Выбрать главу

И правда, бесстрашие есть условная добродетель, я бы сказал, добродетель имманентная, и в качестве таковой она является кардинальной для учения стоиков и эпикурейцев. Nil admirari – ничему не удивляться и ничего не бояться: для человека, убежденного, что за пределами видимого мира нет ничего, естественно стремиться только к пониманию, и столь же естественно для него гнать от себя такие чувства, как удивление, страх или надежду. В новой философии наиболее замечательным представителем такого взгляда является, конечно, Спиноза, влияние которого на Гегеля трудно преувеличить. Идея абсолютного духа целиком принадлежит Спинозе, и у него же со всей, ему одному свойственной, силой все «отдельное», индивидуальное превращено в модусы единой, изначальной субстанции. И еще с большей резкостью, чем у Гегеля, у Спинозы сказывается отвращение к мифологии не только платоновской, но и библейской – он верил в дух и только в дух. Всякого рода душевные колебания для Спинозы были только признаками слабости: он равно презирает и тех, кто поддается страху, и тех, кто обольщается надеждами. Задача для него, т. е. для философа, одна: intelligere. Соответственно этому идеал: amor Dei intellectualis; причем, по-моему, слово intellectualis мы с равным правом можем отнести и к amor и к Dei. И перевести так: познавательная любовь к познавательному Богу.

Конечно – прав был Гораций, учивший в «Ars poetica», что:

Pictoribus atque poëtisQuodlibet audendi semper fuit æqua potestas.[207]

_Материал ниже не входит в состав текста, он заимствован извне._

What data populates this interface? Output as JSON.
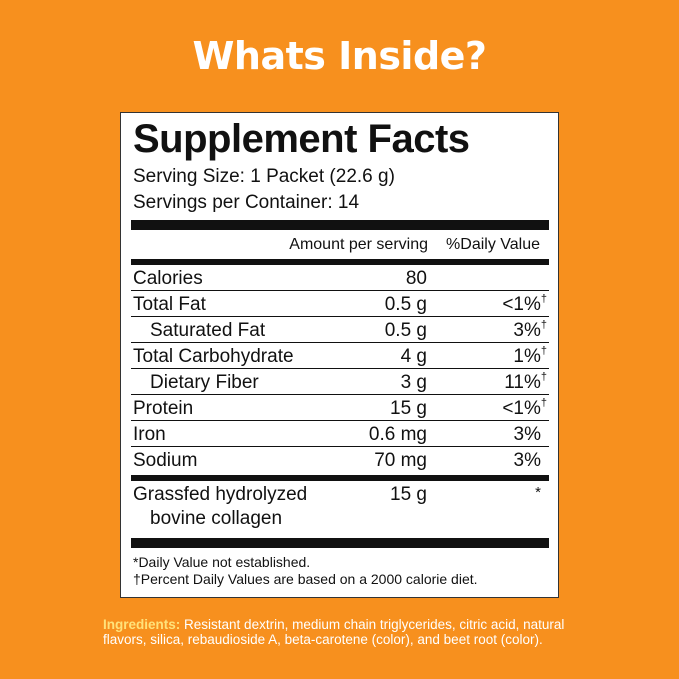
{
  "header": {
    "title": "Whats Inside?"
  },
  "facts": {
    "title": "Supplement Facts",
    "serving_size": "Serving Size: 1 Packet (22.6 g)",
    "servings_per_container": "Servings per Container: 14",
    "column_amount": "Amount per serving",
    "column_dv": "%Daily Value",
    "rows": [
      {
        "name": "Calories",
        "amount": "80",
        "dv": "",
        "note": ""
      },
      {
        "name": "Total Fat",
        "amount": "0.5 g",
        "dv": "<1%",
        "note": "†"
      },
      {
        "name": "Saturated Fat",
        "amount": "0.5 g",
        "dv": "3%",
        "note": "†",
        "indent": true
      },
      {
        "name": "Total Carbohydrate",
        "amount": "4 g",
        "dv": "1%",
        "note": "†"
      },
      {
        "name": "Dietary Fiber",
        "amount": "3 g",
        "dv": "11%",
        "note": "†",
        "indent": true
      },
      {
        "name": "Protein",
        "amount": "15 g",
        "dv": "<1%",
        "note": "†"
      },
      {
        "name": "Iron",
        "amount": "0.6 mg",
        "dv": "3%",
        "note": ""
      },
      {
        "name": "Sodium",
        "amount": "70 mg",
        "dv": "3%",
        "note": ""
      }
    ],
    "other": {
      "name_line1": "Grassfed hydrolyzed",
      "name_line2": "bovine collagen",
      "amount": "15 g",
      "dv": "*"
    },
    "footnotes": [
      "*Daily Value not established.",
      "†Percent Daily Values are based on a 2000 calorie diet."
    ]
  },
  "ingredients": {
    "label": "Ingredients:",
    "text": "Resistant dextrin, medium chain triglycerides, citric acid, natural flavors, silica, rebaudioside A, beta-carotene (color), and beet root (color)."
  }
}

Не только поэтам и художникам, но и философам всегда представлялось право и власть всевозможных дерзаний, и я менее всего желал бы, чтоб то, что я здесь говорю о Шопенгауэре, Спинозе и Гегеле, было истолковано как стремление «обвинить» этих философов в «свободомыслии». Наоборот, я готов – если бы меня спросили – разрешить всем ищущим – будут ли они художники, поэты, богословы, философы или даже просто странники – potestas audendi в какой угодно мере: пусть дерзают. Смысл моих замечаний к тому только и сводится, чтоб оберечь право философии на дерзания, хотя бы и безмерные и опасные. Если я спорю, то только потому, что, как я все более и более в том убеждаюсь, рационалистическая философия, ведущая свое начало от эллинов, всегда имела своей тайной задачей ограничить potestas audendi. Это чисто эллинское устремление отразилось даже и на Св. Писании, 4-е Евангелие начинается словами ἐν ἀρχη̃ ἠν ὁ λόγος – в начале было слово. Как у римлян virtus, так у греков λόγος имело два значения: λόγος – значит и слово, и разум. И это тоже, конечно, не случайно. В «слове» греки уже предполагали implicite заключенный разум, в слове же они его и искали, в особенности Сократ и вышедшие из Сократа школы.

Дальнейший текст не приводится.